Anadolu’nun işgali ve Yunan Ordusunun İzmir’e çıkışı, Balkan Savaşlarının devamı mahiyetindedir. Aslında Yunanlıların, Polatlı önlerine kadar giden ve üç yıldan fazla süren Batı Anadolu’yu işgal günlerinde gerçekleştirdikleri Türk Soykırımları da, ayrı bir araştırma konusudur.

Bugün Türk Milleti açısından, Balkan Savaşlarının hakkıyla anlaşılması, geleceğimiz bakımından çok önemlidir. Türk Milleti, Mustafa Kemal’in önderliğinde kötü gidişe “dur” demiş ve Türkiye Cumhuriyeti’nin kuruluşu ile Türk Milleti asli sahibi olduğu haklarına yeniden kavuşabilmiştir.

Onun için, Türk Milletinin düşmanlarınca; andımız,  gençliğe hitabe ve Mustafa Kemal Atatürk’ün şahsında Türk Milletinin varlığı tartışmaya açılmaktadır.

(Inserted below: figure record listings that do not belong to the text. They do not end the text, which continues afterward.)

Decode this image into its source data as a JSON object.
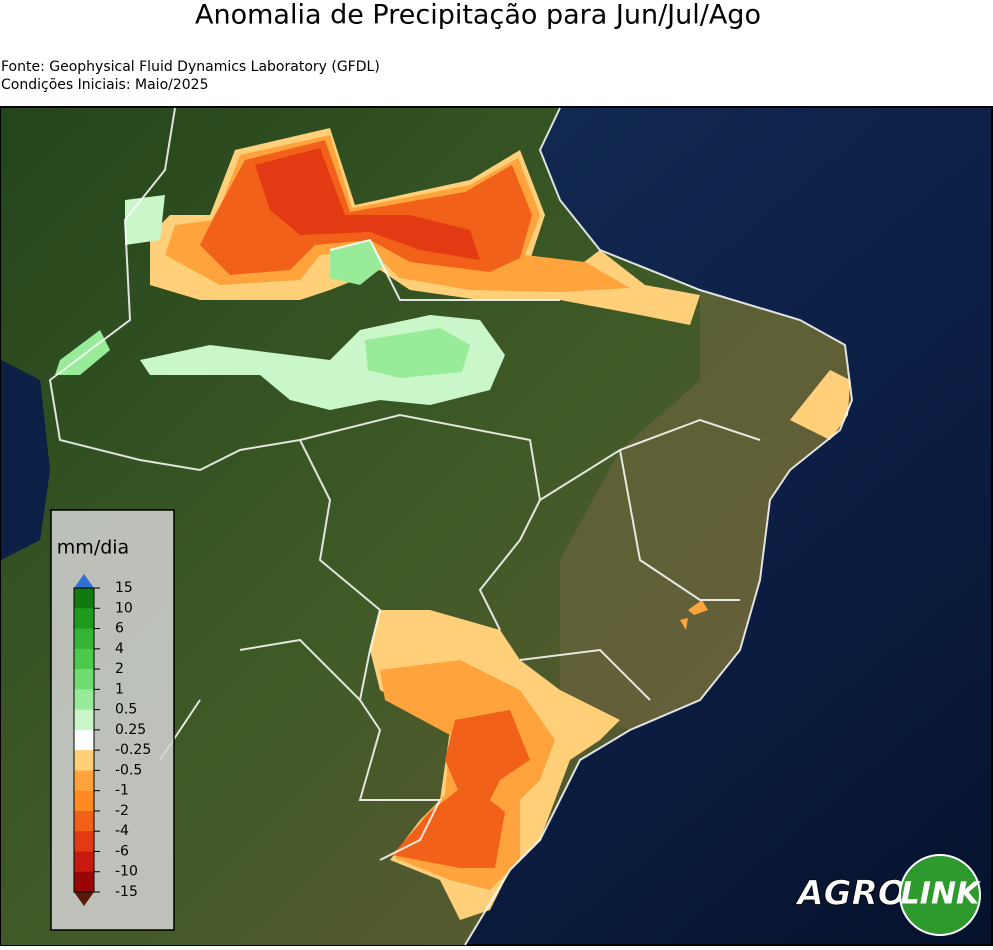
{
  "header": {
    "title": "Anomalia de Precipitação para Jun/Jul/Ago",
    "source": "Fonte: Geophysical Fluid Dynamics Laboratory (GFDL)",
    "initial_conditions": "Condições Iniciais: Maio/2025"
  },
  "legend": {
    "title": "mm/dia",
    "ticks": [
      15,
      10,
      6,
      4,
      2,
      1,
      0.5,
      0.25,
      -0.25,
      -0.5,
      -1,
      -2,
      -4,
      -6,
      -10,
      -15
    ],
    "colors": [
      "#107a10",
      "#1f9a1f",
      "#34b334",
      "#4cc84c",
      "#6fdc6f",
      "#98eb98",
      "#c9f7c9",
      "#ffffff",
      "#ffcf7a",
      "#ffa43c",
      "#ff8a22",
      "#f2611a",
      "#e23a12",
      "#c81a0e",
      "#9a0505"
    ],
    "over_color": "#2f6fd6",
    "under_color": "#5a1a0a"
  },
  "logo": {
    "left": "AGRO",
    "right": "LINK"
  }
}
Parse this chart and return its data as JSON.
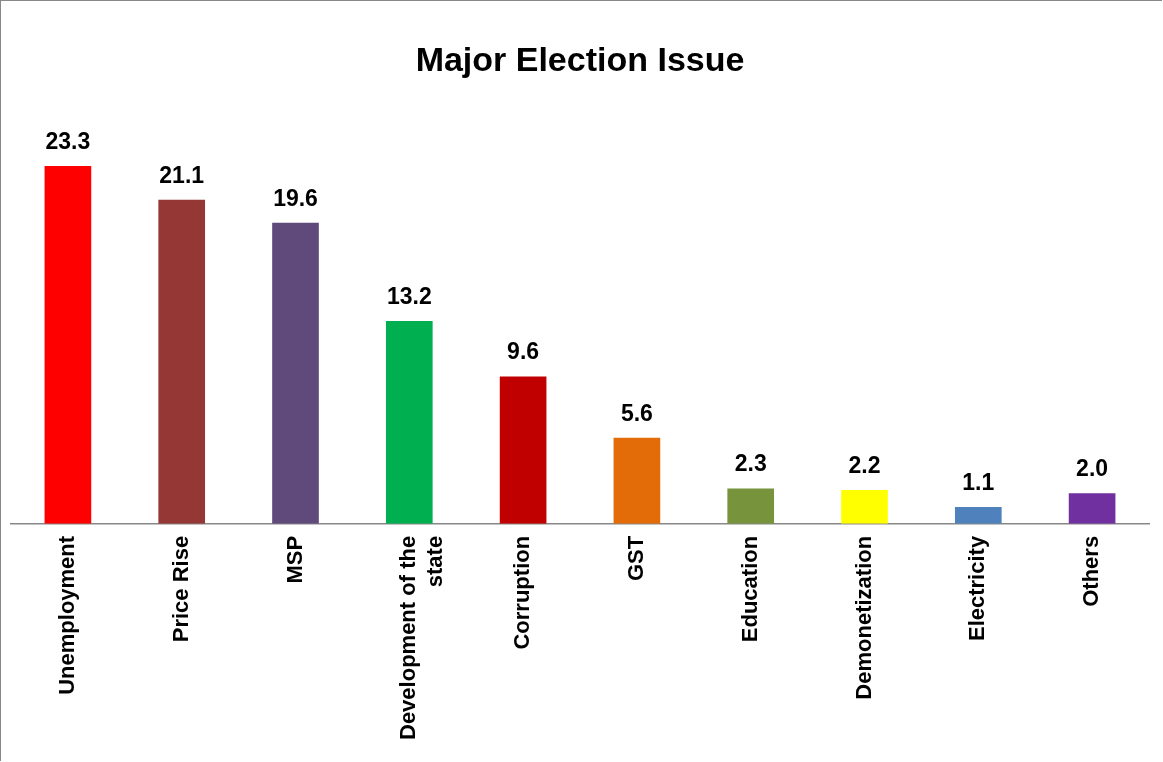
{
  "chart_data": {
    "type": "bar",
    "title": "Major Election Issue",
    "categories": [
      "Unemployment",
      "Price Rise",
      "MSP",
      "Development of the state",
      "Corruption",
      "GST",
      "Education",
      "Demonetization",
      "Electricity",
      "Others"
    ],
    "values": [
      23.3,
      21.1,
      19.6,
      13.2,
      9.6,
      5.6,
      2.3,
      2.2,
      1.1,
      2.0
    ],
    "colors": [
      "#ff0000",
      "#953735",
      "#604a7b",
      "#00b050",
      "#c00000",
      "#e36c09",
      "#77933c",
      "#ffff00",
      "#4f81bd",
      "#7030a0"
    ],
    "value_labels": [
      "23.3",
      "21.1",
      "19.6",
      "13.2",
      "9.6",
      "5.6",
      "2.3",
      "2.2",
      "1.1",
      "2.0"
    ],
    "grid": false,
    "legend": false
  }
}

Atatürk’ün bizi hangi uçurumun kenarından çekip aldığı, Türk Milletince iyi anlaşılırsa bazılarının tükürük yağmuru altında kalacağından zerrece kuşku yoktur. Ancak bu, türlü oyunlarla engellenmeye çalışılmaktadır.

Bizlerde Balkan Savaşları’nın 100. yılını Türk toplumunun önüne getirmeye çalışıyoruz. Ancak görüyoruz ki; bundan rahatsız olanlar var. Şu ana kadar Türk Milleti ve devleti açısından pek ehemmiyet arz eden bu konu, gündeme taşınabilmiş değildir. Ben bu hususta her bir Türk evladından katkı bekliyorum.

Bu süreçte biz “Türk Milleti, Türk Milleti” dedikçe sıkıntılanan ve birbirine kaş göz oynatanlar var. Bunların medyadaki temsilcileri ardı ardına köşelerinden Balkan Muhacırlarına saldırıp, onları ürkütmeye ve korkutmaya çalışıyor. Bu saldırıların cemaat ve tarikatlardaki boyutu ise “cehennem korkusu” ile insanları Türk milliyetseverliğinden ısrarla uzak tutmak oluyor.

Bu sebeplerle; Türk Milletini “sırtına sokulan hançer”le yaşamak zorunda kalan bir insana benzetiyorum. Evet! Sırtımıza sokulu bir hançer vardır. Ve ben bu hançerle yaşamak istemiyorum.

Balkan Savaşlarını ve devamı niteliğinde olan İstiklal Mücadelemizi iyi incelersek; andımıza, gençliğe hitabeye ve Atatürk’e sahip çıkmanın bayrağımıza sahip çıkmak demek olduğunu göreceğiz. Her bir Türk evladı, elbette bayrağı yere düşürmeyecektir.